With the worst of the GFC behind us, the belt tightening that characterised that period has been replaced with a renewed appetite for spending.
Look beyond the household budget and you can observe the same trait in the corridors of corporate power. As the economic cycle turns down the mantra ‘cash is king’ is heard throughout the organisation as managers crack down on costs and wrestle with the cash flow implications in almost everything they do. And as growth returns, things get a little more relaxed and the focus tends to move away from cash management.
Certainly that’s the picture painted by KPMG. When the accountancy firm published its second annual cash management survey in 2010, the responses from the finance chiefs taking part suggested that depressed economic circumstances and the demands of banks, analysts and ratings agencies had pushed cash management right to the top of the boardroom agenda.

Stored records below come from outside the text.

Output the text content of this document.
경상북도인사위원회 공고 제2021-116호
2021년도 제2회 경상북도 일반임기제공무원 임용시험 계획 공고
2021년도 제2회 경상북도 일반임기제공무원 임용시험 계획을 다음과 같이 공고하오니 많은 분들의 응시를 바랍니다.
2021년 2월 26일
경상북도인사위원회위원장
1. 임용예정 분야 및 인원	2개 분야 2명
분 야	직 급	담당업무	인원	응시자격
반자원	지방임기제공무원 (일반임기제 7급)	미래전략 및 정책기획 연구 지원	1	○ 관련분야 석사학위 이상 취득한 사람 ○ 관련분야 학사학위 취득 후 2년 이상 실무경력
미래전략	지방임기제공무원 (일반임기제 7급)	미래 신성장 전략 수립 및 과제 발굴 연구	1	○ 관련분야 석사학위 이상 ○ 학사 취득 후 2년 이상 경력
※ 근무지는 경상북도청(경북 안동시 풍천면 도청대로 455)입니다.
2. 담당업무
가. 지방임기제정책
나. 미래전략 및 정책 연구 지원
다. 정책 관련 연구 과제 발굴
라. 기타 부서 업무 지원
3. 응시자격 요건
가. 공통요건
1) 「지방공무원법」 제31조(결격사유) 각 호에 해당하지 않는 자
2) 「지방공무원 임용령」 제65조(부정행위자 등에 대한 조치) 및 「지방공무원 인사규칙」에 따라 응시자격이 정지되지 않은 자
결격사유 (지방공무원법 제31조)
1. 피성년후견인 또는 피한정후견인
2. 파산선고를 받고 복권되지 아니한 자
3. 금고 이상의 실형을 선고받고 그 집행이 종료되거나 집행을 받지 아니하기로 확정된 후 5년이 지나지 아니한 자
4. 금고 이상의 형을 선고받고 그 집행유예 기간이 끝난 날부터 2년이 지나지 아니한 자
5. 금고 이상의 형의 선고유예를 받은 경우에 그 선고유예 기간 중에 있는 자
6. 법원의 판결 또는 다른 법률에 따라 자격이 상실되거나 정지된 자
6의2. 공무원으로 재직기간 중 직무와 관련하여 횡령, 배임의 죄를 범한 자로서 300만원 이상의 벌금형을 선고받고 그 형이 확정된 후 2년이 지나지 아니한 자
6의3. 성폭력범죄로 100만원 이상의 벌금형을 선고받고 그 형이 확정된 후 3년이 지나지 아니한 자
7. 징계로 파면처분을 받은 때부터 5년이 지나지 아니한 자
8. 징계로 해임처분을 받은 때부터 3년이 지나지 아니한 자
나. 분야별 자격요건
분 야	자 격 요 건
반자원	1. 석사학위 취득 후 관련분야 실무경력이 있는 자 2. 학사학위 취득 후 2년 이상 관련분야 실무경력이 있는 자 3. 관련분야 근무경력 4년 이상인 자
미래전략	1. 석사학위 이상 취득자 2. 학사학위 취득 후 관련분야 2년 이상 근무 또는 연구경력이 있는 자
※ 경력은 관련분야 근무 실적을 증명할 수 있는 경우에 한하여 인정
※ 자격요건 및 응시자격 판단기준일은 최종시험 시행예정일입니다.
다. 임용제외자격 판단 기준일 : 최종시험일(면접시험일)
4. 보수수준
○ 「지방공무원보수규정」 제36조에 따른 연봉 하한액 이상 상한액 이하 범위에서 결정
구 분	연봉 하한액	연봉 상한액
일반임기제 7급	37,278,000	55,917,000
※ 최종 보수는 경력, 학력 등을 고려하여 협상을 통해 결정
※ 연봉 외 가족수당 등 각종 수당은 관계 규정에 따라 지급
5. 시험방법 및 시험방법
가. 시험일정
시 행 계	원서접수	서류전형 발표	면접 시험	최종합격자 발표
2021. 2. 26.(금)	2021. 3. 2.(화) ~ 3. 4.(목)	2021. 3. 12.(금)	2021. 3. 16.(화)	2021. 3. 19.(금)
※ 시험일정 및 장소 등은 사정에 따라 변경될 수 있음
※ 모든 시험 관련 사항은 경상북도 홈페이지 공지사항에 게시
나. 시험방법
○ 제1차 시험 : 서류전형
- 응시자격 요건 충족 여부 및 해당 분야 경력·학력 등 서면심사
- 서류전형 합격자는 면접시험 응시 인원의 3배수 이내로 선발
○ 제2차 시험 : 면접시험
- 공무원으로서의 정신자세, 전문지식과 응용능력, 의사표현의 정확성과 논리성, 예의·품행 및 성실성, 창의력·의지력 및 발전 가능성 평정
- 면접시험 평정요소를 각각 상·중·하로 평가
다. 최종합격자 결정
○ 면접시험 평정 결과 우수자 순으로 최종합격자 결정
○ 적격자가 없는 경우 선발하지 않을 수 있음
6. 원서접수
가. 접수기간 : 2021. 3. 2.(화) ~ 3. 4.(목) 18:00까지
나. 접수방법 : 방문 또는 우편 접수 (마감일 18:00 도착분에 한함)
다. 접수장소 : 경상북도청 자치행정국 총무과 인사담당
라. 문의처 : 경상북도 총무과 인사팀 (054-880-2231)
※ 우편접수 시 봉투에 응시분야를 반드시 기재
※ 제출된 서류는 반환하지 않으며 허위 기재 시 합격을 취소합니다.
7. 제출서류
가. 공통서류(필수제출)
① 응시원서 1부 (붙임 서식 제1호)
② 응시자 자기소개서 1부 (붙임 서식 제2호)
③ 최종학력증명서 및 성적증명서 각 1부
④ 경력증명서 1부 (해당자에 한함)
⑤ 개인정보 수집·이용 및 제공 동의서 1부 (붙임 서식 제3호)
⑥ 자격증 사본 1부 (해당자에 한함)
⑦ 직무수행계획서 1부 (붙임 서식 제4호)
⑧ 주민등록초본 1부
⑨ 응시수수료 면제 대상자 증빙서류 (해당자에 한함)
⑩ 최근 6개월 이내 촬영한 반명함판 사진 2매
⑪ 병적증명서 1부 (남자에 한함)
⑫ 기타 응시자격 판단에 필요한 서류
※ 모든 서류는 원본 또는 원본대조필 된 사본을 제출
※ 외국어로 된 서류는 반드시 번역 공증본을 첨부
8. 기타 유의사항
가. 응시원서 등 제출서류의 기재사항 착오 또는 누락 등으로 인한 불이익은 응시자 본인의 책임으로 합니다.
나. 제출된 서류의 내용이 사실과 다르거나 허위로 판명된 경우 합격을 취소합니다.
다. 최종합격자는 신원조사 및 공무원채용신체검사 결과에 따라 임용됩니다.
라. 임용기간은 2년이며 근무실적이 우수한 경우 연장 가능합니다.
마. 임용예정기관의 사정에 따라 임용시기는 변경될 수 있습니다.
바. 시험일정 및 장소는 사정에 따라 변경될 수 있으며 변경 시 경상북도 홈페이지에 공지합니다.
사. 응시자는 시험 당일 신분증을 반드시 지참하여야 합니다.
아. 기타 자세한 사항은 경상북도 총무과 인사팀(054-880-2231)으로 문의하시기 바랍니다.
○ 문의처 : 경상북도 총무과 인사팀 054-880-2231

More recent research by KPMG suggests a subtle but tangible change on mood. Yes, cash management is still an important priority within organisations but not quite to the same extent as it was in the period immediately after the global recession. For instance, in the 2010 report (based on 2009 responses), 84 percent of respondents said working capital had been assigned the highest priority within their organisations. A year on the figure had fallen to 75 percent.
It’s not hard to find explanations. In a recession, finance chiefs can do little about falling demand but they can take action to cut costs and manage the working capital cycle. Hence the focus on cash management. As the economy improves, a different set of priorities come into play as CFOs turn their attention to winning new business and building capacity. Suddenly the emphasis is on sales, building stock and taking on new staff.
All of this has cash flow implications and as Daniel Windaus, a senior director at working capital management advisory firm REL Consulting observes, the hard won cash management lessons of the recession can be all too easily forgotten. “What we often see is that companies rush to replace the revenue they’ve lost during the downturn so they do things like offering improved credit terms to win the business.”